Struggles the students faced
The students protesting against the government had to face huge hardships at the time of the emergency. The hostel in which Dr Gandhi was protesting was raided by 500 policemen who did not allow any student to move in and out of the building. The police even arrested the most vocal leaders in the movement without showing any arrest warrants. The leaders were asked to withdraw their movement, but this could not shake their strong will. They continued their agitation quoting ‘our freedom is earned after numerous sacrifices during the independence struggle, and we can’t let it go so easily.’ Regardless of their will, the protestors were forced to withdraw from their movement, often by violent means. The students, who were sent to prison, had to fight cases in the court demanding the restoration of their fundamental rights. Moreover, these cases took a long time to settle because multiple similar cases, mostly of students and local leaders, were still pending before the court. Even after the students were released and the emergency ended, many students still continued to fight for their rights in various places. They believed that social interest comes prior to individual interests.

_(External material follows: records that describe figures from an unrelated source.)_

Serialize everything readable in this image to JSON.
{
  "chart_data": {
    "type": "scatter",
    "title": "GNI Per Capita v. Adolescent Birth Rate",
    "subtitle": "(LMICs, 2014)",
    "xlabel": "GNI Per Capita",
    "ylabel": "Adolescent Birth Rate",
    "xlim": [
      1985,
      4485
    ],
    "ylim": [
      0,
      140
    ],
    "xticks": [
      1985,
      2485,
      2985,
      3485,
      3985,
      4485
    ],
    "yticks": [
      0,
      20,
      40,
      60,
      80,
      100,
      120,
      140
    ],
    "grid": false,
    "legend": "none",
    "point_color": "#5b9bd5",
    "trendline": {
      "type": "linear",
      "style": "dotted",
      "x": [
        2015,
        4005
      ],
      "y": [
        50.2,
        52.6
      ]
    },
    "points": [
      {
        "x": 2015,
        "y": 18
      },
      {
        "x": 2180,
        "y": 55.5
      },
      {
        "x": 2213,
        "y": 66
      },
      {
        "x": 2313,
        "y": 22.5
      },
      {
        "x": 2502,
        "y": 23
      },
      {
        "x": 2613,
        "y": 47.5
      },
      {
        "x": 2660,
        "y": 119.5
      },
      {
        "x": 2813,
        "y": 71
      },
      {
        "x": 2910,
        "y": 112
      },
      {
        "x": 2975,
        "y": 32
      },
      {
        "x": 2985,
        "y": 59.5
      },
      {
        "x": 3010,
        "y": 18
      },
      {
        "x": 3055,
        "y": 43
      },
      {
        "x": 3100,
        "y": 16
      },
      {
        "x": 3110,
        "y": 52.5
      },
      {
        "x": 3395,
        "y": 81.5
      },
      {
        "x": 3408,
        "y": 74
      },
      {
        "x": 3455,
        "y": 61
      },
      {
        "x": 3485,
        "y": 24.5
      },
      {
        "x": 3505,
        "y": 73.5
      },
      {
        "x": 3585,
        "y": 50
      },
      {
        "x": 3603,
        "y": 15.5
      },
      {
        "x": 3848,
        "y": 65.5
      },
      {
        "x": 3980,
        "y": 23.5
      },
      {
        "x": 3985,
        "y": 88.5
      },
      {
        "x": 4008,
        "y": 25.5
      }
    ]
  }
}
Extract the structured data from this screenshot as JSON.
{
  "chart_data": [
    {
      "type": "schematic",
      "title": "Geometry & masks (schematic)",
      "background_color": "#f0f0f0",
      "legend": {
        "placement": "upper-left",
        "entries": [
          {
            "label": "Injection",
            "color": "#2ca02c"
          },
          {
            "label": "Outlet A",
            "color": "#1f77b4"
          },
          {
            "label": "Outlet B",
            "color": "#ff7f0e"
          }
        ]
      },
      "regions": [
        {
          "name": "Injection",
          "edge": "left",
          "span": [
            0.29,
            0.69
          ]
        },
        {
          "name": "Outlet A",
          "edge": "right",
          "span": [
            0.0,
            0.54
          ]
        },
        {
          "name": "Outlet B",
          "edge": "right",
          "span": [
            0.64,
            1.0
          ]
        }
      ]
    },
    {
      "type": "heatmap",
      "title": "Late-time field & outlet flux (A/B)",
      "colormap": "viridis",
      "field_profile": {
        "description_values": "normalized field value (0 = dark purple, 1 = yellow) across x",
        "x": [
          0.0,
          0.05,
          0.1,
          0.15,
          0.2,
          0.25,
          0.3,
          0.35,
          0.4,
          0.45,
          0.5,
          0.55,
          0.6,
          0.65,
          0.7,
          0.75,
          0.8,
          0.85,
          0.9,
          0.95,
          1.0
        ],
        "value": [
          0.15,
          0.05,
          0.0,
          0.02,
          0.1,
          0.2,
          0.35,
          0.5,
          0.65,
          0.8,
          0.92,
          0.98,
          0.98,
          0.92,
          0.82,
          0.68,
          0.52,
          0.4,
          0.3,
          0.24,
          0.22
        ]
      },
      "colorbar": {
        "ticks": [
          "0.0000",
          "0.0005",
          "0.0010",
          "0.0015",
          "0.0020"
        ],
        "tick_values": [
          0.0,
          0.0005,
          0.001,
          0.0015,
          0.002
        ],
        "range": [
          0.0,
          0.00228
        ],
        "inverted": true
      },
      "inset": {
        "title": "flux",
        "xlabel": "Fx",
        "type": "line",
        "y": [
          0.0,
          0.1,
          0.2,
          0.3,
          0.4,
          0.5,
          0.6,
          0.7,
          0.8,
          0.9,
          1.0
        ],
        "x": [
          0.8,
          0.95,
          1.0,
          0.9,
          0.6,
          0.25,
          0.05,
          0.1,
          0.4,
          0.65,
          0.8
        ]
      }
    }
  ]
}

Relating Social Action with Science
Professions and science are social products, not individual products. People like Galileo, Newton and Copernicus did not work for personal profits but for their passion for science which helped in the betterment of the society at large. The stock of knowledge that we have today is because of the thousands of years of research and sleepless nights put in by our ancestors. Nothing just came into existence as we see it today. It was our forefathers who fought for every privilege and luxury that we enjoy today. Similarly, we need to stand up against every injustice or violation of rights that we face today because the fruits of our movements do not only benefit us or our children but also all our coming generations.